5.6 Investment choices – Tax saving Fund – LTF
LTF stands for Long Term Equity Fund and RMF stands for Retirement Mutual Fund which is a special fund that gives the investor rights to use the yearly capital to reduce the tax. Details are as follows.
1. What is LTF?
A LTF stands for Long Term Equity Fund, a fund that focused on investing in the stock, the government encourage it be established to increase institutional investors rate (That is, the mutual funds) to invest long term in SET. Increasing institutional investors will help stable the Thai capital market, the people who invested in the LTF individual will be eligible for tax benefits as an incentive to invest.
2. LTF suits anyone?
It suits for all groups of people need long-term investment in stocks but may not have expertise on investing in stocks, or have no time which they invested through mutual funds. However, investors must understand and accept the risk of investment and the conditions relating to the period of investment.

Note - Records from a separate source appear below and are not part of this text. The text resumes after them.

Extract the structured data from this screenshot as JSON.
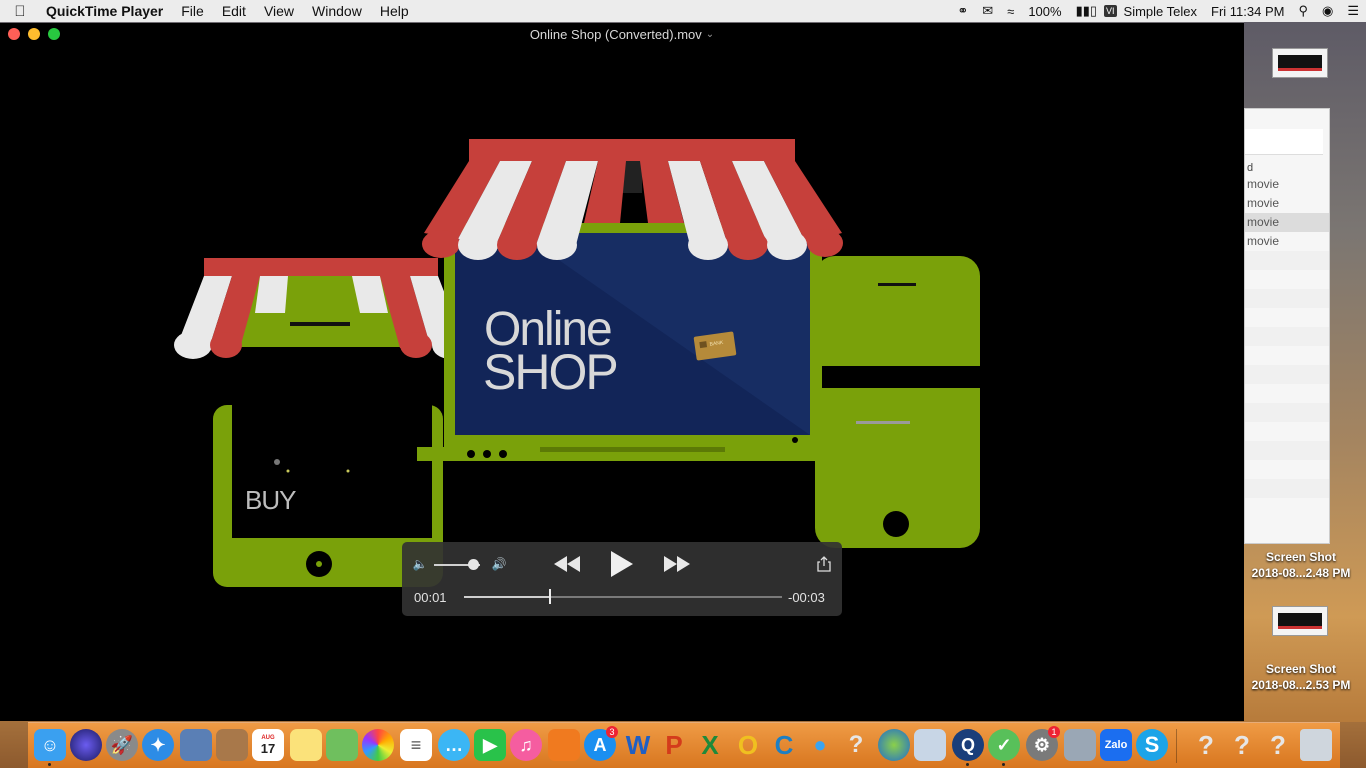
{
  "menubar": {
    "app_name": "QuickTime Player",
    "menus": [
      "File",
      "Edit",
      "View",
      "Window",
      "Help"
    ],
    "battery": "100%",
    "input_source": "Simple Telex",
    "clock": "Fri 11:34 PM"
  },
  "window": {
    "title": "Online Shop (Converted).mov"
  },
  "video": {
    "shop_word1": "Online",
    "shop_word2": "SHOP",
    "buy_label": "BUY",
    "card_label": "BANK"
  },
  "player": {
    "elapsed": "00:01",
    "remaining": "-00:03",
    "progress": 0.27,
    "volume": 0.85
  },
  "desktop": {
    "screenshot_1_name": "Screen Shot",
    "screenshot_1_date": "2018-08...2.48 PM",
    "screenshot_2_name": "Screen Shot",
    "screenshot_2_date": "2018-08...2.53 PM",
    "panel_rows": [
      "movie",
      "movie",
      "movie",
      "movie"
    ]
  },
  "dock": {
    "calendar_month": "AUG",
    "calendar_day": "17",
    "appstore_badge": "3",
    "prefs_badge": "1"
  },
  "colors": {
    "awning_red": "#c6403b",
    "awning_white": "#e9e9e9",
    "device_green": "#7aa10a",
    "screen_navy": "#122558"
  }
}
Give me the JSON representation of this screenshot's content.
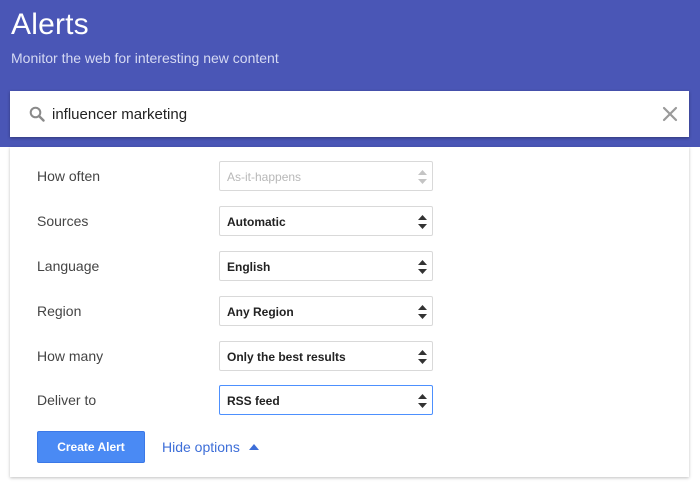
{
  "header": {
    "title": "Alerts",
    "subtitle": "Monitor the web for interesting new content",
    "background_color": "#4a56b6"
  },
  "search": {
    "query": "influencer marketing",
    "search_icon": "search-icon",
    "clear_icon": "close-icon"
  },
  "options": [
    {
      "key": "how-often",
      "label": "How often",
      "value": "As-it-happens",
      "state": "disabled"
    },
    {
      "key": "sources",
      "label": "Sources",
      "value": "Automatic",
      "state": "normal"
    },
    {
      "key": "language",
      "label": "Language",
      "value": "English",
      "state": "normal"
    },
    {
      "key": "region",
      "label": "Region",
      "value": "Any Region",
      "state": "normal"
    },
    {
      "key": "how-many",
      "label": "How many",
      "value": "Only the best results",
      "state": "normal"
    },
    {
      "key": "deliver-to",
      "label": "Deliver to",
      "value": "RSS feed",
      "state": "focused"
    }
  ],
  "actions": {
    "create_label": "Create Alert",
    "hide_options_label": "Hide options",
    "primary_color": "#4a8af4",
    "link_color": "#3d6ed8"
  }
}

3. What is LTF investment policy?
A single investment policy form, investors must invest in shares listed on the Stock Exchange not less than 65 percent of net asset value. They may focus on investing in SET 50 shares by industry or invest in stocks or as the management company approved and depending on the details of each investment policy LTF.
4. What are the differences between the LTF and the other funds?
1. If investment conditions are fully invested, tax benefits.
2. No pledge or transfer the units to be a guarantee.
3. Requires redemption no more than two times per year.
5. What are the LTF terms?
To receive tax benefits for investments in LTF, investors must buy and invested LTF in at least five years (starting from the calendar since the first investment as the first year and separate funds in each year. For example, invested during 2547, they will complete five years since January 2551, if invested during the year 2548 will be full five years since January 2552).
6. What are the LTF tax benefits?
If you follow the terms of LTF investment, investors are entitled to tax benefits in two ways:
First way: Income tax from bought units in the LTF will be except as actually paid up to 15% of funds in each year and not over 500,000 Baht
Second way: The earnings from the redemption (capital gain) are free of income tax
7. What are the wrong conditions of LTF?
For redemption prior to maturity five calendar years considered wrong investment conditions, except the investors death or disability, making them impossible to abide by these conditions will not be considered wrong investment condition.
8. What happens to investors if investors broke the terms of investment?
Investors will no longer receive tax benefits and must proceed as follows:
1. Must refund the tax exemption with the surcharge in the percentage of 1.5 per month since April of the year that investors filed for tax exemption until the filing refund tax month. So, the investors should refund tax money immediately with a breach of the conditions of investment without waiting until around the normal tax payment.
2. Must pay the tax surplus profit (capital gain) by the gains realized from the sale back to the total income for last year’s sales tax return. In practice, when investors buy back, Asset Management Company will deduct withholding tax 3% of net surplus.
9. Checklists before Investing in the LTF
A self-acceptance the high risks of LTF investing, due to investments in shares are allocated to investors with regard to major the risk (asset allocation), It is not about using all capital to invest in the LTF in the long run with no less than five years.